Genotyping by amplicon sequencing for standardized genetic monitoring of forestry resources using oak and Norway spruce as example

Overview

Methods for genotyping are widely used for the characterization of forest resources. They are used for provenance research, identification and control procedures, estimation or measurement of genetic variation, as well as genetic monitoring. A method that is easy to handle and reproduce is especially desirable for genetic monitoring. However, existing methods are currently mostly based on an indirect determination of allelic characteristics of co-dominant markers, and new possibilities of high-throughput sequencing methods (HTS) are not being applied.

This project establishes the method SSR-GBAS, which consists of protocols for marker development, amplification and indexing of samples, as well as bioinformatics determination of alleles ("allele calling") by incorporating the entire sequence information.

The data are automatically transformed into a matrix and, if necessary, integrated into matrices of existing datasets. By improving the throughput while simplifying the analysis methods and developing a user-friendly software interface, this method enables extensive application for routine genetic monitoring. The method is demonstrated using oak and spruce as examples.

Method - SSR-GBAS

The working group has established the SSR-GBAS method and introduced it for scientific investigation in various systems. The method consists of protocols for marker development, amplification and indexing of samples, and bioinformatic determination of alleles (allel call) by incorporating the entire sequence information and automatically transforming it into a data matrix with the possibility of completing existing matrices.

SSR-GBAS is based on standardized amplicon sequencing using Illumina technology, coupled with a bioinformatics pipeline that separates the different sequences of the amplicons of a locus and reconstructs the genomic sequences corresponding to the alleles. The innovation of our approach compared to similar work is a reduced error rate within the group of reads used to determine the original sequence, achieved through length fractioning. This facilitates the definition of individual sequences by frequency and is also possible in heterozygous individuals. Our pipeline also simplifies demultiplexing and includes options for visual error control.

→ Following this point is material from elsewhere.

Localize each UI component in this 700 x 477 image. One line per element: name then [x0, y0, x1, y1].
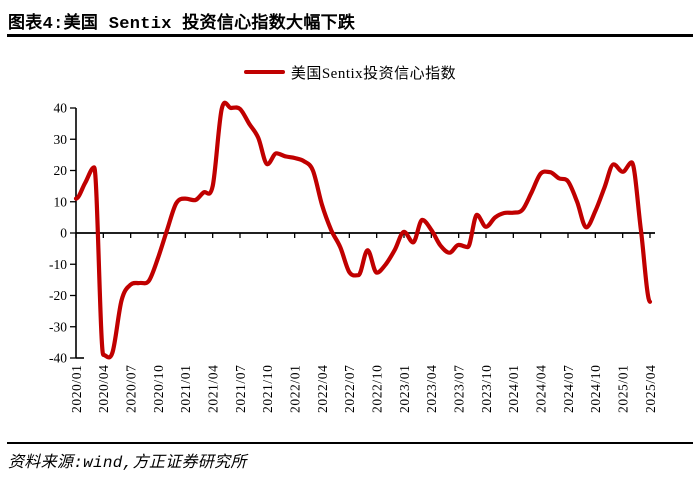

The markers are identified from genomic resources and amplified in PCR using primers extended with direction-specific adaptors as a pool (currently tested up to 12 loci). All PCR products are pooled and provided with Illumina recognition sequences as well as an index sequence for sample identification in a second PCR. Up to 1000 samples are pooled for 50 markers and read as paired-end reads on a MiSeq run, then standardized per index within the "demultiplexed" procedure. Python scripts combine the sequences per sample and divide them according to their primers. After separating the sequences by length, the alleles of a locus within a sample can be determined. The scripts combine the alleles created in this way into a matrix and create an allele list, which can be used as input for future analyses. This enables automation according to traditional methods of fragment analysis, but with improved throughput. Next, the allele list and sequences are loaded into a database. The creation of the database application as a freely accessible online resource is also part of this project.

Database Application

The project combines the automation of the allele call from high-throughput applications with the creation of a database to demonstrate the possibilities for future applications. Marker sets and data matrices can be applied directly and are made available to the forestry community as an online resource. The software and deposited database are integrated into a webpage, and tutorials and general explanations of the application are provided.

The implementation of a centralized database makes it possible to compare results between working groups. It also facilitates the verification of individual samples as well as their integration into existing studies. As a significant innovation, the database solution allows for the integration of new alleles determined for the markers, as well as the inclusion of new markers. By automating the allele call and integrating it into a data matrix, a system can be established that allows for continuous monitoring of genotyping in the future.